ACCUEIL < DÉJEUNERS DU FILM FRANCAIS > ARCHIVES

DÉJEUNERS DU FILM FRANCAIS

“Le film français” à la table d’Unifrance

Le film français était présent à Toronto au traditionnel déjeuner organisé par Unifrance autour des comédiens et réalisateurs français sélectionnés au Festival, de la presse et des distributeurs nord-américains. Compte rendu à chaud.

Solveig Anspach
Réalisatrice

Après l’épreuve du feu de Cannes, comment vivez-vous la présentation de Stormy Weather à Toronto ?
Cannes marquait la première avant-première du film. J’y ai donc évacué la première dose d’angoisse. Ici, j’ai le sentiment de mieux partager le film. Pour le premier débat auquel j’ai participé, j’ai rencontré un public très cinéphile, qui pose des questions très techniques, très pointues, sur la bande son, le mixage…
… Plus que sur l’Islande ou que sur la rencontre entre cette psychiatre belge et Loa, la mystérieuse femme islandaise ?
Non, mais ces questions-là, je m’y attendais. Moins aux questions de fabrication que suscitent sans doute les ellipses du film. On sent les Canadiens avides de parler d’un autre cinéma. Nous avons des particularités qu’il faut creuser, d’autres choses à offrir, notamment des films qui ouvrent le débat.

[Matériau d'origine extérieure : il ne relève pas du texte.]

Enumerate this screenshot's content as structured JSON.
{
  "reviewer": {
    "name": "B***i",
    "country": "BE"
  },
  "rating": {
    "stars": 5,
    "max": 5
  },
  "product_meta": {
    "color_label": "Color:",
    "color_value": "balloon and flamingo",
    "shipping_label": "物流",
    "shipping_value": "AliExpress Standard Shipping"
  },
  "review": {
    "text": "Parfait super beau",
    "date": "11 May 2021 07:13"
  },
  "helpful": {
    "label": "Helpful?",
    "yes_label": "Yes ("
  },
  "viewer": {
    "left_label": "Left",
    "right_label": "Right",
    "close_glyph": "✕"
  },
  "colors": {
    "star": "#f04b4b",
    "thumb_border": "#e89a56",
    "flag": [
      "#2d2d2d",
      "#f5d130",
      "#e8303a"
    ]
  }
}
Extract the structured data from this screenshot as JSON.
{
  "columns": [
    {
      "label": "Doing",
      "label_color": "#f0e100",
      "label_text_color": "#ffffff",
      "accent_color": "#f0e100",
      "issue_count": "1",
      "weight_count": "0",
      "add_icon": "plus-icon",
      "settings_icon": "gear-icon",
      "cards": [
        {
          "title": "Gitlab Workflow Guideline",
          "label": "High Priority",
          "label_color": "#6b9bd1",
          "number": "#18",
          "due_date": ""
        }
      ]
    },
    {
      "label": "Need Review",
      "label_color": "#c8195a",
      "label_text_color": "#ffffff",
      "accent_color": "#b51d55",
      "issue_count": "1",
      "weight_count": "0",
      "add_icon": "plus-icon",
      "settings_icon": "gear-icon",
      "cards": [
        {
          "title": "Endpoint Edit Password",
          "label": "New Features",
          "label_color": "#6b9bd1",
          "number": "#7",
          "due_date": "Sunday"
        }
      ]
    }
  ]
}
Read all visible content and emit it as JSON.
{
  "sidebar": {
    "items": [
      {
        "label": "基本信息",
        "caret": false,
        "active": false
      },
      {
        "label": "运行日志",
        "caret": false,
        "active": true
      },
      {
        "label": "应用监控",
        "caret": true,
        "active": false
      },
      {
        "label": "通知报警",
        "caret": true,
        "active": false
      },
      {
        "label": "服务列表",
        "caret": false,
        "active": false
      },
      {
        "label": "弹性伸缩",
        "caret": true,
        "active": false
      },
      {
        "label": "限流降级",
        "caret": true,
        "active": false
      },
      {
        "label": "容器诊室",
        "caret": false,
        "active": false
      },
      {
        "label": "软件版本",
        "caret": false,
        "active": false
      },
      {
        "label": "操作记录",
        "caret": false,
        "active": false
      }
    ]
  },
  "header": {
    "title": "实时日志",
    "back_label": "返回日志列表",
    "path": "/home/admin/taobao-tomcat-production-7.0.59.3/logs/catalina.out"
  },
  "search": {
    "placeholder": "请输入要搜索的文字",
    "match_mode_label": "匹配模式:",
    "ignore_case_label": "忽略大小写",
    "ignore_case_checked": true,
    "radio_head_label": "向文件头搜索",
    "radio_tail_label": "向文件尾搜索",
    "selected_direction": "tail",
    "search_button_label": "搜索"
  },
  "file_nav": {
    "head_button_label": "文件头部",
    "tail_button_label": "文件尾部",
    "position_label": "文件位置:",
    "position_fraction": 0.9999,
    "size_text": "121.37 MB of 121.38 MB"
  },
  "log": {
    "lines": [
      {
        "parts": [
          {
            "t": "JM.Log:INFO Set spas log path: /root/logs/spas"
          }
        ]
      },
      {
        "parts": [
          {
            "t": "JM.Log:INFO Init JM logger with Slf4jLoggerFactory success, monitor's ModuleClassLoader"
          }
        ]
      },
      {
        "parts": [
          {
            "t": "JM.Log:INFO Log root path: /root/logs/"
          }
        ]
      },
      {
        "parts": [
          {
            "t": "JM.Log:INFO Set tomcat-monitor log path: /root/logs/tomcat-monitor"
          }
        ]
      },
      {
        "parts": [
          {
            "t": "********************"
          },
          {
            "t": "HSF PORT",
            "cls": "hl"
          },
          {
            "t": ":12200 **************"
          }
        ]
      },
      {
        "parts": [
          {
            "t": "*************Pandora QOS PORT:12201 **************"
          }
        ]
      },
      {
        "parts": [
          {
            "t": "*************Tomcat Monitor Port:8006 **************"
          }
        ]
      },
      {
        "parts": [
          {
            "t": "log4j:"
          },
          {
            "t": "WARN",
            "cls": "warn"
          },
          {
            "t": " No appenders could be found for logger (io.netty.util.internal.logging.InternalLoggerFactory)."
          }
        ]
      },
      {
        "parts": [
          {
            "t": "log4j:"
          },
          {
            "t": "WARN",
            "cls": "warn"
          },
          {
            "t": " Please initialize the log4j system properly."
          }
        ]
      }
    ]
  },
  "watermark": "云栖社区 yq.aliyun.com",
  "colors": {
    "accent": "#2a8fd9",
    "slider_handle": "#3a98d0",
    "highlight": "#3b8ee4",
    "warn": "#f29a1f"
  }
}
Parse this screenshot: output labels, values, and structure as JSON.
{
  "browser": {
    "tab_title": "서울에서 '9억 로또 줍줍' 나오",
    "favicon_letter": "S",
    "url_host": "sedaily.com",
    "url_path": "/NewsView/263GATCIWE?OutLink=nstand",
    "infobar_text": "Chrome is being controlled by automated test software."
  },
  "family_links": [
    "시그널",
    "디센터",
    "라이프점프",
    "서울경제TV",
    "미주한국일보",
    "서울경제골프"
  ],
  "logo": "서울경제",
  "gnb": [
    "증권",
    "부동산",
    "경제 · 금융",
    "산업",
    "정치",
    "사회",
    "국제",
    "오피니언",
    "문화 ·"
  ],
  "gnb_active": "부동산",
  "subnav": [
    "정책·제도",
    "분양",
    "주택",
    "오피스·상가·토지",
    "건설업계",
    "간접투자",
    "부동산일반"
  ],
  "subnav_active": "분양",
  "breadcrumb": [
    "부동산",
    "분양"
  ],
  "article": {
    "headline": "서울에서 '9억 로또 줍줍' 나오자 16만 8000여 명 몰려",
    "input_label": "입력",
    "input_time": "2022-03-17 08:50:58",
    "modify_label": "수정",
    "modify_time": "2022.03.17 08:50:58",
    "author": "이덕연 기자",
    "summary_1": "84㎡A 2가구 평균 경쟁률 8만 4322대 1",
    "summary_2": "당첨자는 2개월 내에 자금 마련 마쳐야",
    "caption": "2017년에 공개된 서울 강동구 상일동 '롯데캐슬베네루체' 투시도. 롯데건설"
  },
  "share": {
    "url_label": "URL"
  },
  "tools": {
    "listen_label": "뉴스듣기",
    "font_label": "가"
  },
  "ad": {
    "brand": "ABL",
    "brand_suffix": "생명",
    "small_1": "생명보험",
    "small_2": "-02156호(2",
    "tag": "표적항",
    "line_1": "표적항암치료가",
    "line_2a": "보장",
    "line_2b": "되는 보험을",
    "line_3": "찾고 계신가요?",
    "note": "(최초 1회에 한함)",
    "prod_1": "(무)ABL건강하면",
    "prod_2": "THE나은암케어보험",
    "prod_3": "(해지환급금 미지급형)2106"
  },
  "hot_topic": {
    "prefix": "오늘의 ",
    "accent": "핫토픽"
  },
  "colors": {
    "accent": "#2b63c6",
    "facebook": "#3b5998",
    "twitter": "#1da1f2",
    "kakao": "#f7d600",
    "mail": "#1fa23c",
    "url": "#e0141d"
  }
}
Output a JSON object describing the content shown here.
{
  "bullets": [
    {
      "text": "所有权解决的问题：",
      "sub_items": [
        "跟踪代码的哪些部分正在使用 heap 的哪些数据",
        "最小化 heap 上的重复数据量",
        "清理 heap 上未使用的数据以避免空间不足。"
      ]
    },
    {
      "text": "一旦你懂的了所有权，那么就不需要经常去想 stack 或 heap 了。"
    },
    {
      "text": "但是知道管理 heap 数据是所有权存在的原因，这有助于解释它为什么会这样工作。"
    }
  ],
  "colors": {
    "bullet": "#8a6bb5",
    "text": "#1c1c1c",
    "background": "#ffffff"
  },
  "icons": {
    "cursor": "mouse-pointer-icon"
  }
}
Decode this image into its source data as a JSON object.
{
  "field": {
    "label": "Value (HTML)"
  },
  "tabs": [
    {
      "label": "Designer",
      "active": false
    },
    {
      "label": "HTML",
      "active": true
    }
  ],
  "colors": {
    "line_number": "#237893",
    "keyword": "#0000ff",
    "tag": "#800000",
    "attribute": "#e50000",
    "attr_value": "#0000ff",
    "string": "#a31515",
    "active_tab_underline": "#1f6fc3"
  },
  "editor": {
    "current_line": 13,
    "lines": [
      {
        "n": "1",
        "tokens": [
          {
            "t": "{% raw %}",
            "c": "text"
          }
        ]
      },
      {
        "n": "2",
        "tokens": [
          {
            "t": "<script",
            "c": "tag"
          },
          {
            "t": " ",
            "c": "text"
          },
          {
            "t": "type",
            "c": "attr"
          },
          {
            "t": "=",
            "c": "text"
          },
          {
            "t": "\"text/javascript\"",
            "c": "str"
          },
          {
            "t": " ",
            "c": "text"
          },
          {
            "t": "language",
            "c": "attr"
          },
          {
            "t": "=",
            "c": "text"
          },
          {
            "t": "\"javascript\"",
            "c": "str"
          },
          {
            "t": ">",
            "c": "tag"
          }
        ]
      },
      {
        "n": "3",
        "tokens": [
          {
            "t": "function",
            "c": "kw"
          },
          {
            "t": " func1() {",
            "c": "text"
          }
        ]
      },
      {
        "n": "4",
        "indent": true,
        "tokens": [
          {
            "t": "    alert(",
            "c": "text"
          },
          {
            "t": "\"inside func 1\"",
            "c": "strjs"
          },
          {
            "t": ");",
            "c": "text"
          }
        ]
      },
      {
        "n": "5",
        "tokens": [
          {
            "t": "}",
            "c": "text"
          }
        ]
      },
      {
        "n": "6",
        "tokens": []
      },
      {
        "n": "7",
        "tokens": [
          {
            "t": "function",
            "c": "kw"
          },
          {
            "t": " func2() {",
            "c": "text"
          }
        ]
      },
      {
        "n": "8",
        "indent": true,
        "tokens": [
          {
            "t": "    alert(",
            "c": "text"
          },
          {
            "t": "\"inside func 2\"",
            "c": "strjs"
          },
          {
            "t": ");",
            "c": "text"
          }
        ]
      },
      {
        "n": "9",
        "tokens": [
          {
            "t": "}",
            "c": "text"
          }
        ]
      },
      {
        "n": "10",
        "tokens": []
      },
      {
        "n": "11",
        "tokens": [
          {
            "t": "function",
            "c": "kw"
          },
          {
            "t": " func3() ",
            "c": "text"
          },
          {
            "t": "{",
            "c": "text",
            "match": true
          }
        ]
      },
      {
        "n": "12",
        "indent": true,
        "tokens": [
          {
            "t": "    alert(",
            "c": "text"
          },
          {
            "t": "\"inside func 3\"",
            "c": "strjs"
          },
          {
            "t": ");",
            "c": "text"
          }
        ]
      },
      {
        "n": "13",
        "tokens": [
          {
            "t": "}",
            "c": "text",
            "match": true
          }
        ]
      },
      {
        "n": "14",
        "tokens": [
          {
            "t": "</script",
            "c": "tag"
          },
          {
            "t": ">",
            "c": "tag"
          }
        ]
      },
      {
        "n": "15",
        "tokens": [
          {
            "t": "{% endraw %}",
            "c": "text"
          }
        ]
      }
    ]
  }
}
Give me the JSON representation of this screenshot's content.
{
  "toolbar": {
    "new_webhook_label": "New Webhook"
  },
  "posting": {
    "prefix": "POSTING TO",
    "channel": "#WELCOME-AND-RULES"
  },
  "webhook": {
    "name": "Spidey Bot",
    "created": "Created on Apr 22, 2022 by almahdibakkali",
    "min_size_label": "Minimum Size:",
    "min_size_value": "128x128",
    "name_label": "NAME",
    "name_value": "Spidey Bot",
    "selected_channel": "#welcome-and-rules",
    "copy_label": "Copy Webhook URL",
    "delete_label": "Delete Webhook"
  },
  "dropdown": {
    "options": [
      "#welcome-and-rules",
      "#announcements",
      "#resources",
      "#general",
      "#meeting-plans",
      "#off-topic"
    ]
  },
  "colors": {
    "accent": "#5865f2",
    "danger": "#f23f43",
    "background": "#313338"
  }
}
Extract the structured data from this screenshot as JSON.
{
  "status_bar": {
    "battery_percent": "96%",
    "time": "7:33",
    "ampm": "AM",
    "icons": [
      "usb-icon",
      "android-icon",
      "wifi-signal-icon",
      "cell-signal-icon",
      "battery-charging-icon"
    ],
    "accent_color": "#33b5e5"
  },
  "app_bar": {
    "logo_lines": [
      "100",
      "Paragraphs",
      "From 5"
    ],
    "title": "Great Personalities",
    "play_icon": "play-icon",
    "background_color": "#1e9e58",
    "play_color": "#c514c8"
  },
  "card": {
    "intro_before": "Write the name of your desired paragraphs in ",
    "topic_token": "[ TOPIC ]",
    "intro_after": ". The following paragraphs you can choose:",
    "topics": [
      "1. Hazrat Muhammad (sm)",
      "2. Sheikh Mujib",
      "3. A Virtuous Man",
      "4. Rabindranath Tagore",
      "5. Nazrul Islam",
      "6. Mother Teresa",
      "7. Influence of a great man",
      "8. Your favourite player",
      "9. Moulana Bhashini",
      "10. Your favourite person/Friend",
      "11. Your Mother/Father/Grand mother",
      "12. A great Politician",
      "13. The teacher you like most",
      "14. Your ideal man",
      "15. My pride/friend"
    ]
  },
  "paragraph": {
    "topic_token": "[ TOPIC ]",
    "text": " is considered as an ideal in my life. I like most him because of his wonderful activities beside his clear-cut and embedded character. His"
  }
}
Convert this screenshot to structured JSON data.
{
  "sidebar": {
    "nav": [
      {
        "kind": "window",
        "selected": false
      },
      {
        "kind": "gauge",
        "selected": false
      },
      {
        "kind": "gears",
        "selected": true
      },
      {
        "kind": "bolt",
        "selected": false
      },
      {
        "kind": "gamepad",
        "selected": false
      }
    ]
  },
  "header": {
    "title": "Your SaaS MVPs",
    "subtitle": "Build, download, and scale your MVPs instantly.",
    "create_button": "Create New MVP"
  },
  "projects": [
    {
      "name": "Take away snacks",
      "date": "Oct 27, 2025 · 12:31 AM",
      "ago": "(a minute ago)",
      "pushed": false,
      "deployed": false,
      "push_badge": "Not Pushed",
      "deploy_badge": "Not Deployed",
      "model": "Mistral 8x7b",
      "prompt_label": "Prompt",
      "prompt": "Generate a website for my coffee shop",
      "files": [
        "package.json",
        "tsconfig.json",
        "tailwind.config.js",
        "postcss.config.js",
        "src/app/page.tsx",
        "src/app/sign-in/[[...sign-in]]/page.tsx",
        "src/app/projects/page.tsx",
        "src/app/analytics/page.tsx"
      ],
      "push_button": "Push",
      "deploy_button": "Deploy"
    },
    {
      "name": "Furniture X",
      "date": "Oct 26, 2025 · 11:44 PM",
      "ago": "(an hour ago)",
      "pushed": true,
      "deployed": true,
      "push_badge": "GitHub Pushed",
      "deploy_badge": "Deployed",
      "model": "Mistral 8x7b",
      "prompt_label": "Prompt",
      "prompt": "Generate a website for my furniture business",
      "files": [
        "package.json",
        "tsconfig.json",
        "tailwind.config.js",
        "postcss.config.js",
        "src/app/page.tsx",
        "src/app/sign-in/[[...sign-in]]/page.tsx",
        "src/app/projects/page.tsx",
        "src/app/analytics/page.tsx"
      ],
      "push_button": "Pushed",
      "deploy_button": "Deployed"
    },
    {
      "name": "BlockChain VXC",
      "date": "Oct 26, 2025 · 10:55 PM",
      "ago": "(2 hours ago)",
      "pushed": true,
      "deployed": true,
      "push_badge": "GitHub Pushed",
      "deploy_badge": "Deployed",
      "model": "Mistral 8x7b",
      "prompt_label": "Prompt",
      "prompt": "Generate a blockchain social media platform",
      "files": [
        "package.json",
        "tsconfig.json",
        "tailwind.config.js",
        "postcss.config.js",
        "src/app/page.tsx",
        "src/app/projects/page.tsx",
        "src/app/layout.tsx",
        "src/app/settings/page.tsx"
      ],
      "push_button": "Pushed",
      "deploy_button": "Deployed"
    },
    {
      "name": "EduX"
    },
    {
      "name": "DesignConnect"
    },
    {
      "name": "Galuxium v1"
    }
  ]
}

Stormy Weather croise plusieurs sujets qui vous tiennent à cœur : la maladie comme dans Haut les cœurs, mais aussi l’Islande, votre pays d’origine...
Surtout le rapport à l’autre. Dans les documentaires que j’ai réalisés par le passé, je me suis ultra-impliquée en me balançant, sans retenue, dans la vie de ces gens que je filmais. Or, il faut faire attention aux gens. Quand, dans le film, Cora qu’interprète Elodie Bouchez, quitte l’île, elle a compris cela. Et puis, après Haut les cœurs, j’avais envie d’inscrire les individus dans l’espace, en l’occurrence celui si particulier de l’Islande.

Votre film est dédié à votre grand-mère ?
Elle, comme toute ma famille, vit toujours à Vestmannaeyjar, une ville de 5 000 habitants où je suis née et où j’ai tourné le film. La première projection y aura lieu dans quelques jours. La salle de cinéma est minable, mais elle existe bel et bien. Tous ceux qui m’ont tant donné pour le film seront là.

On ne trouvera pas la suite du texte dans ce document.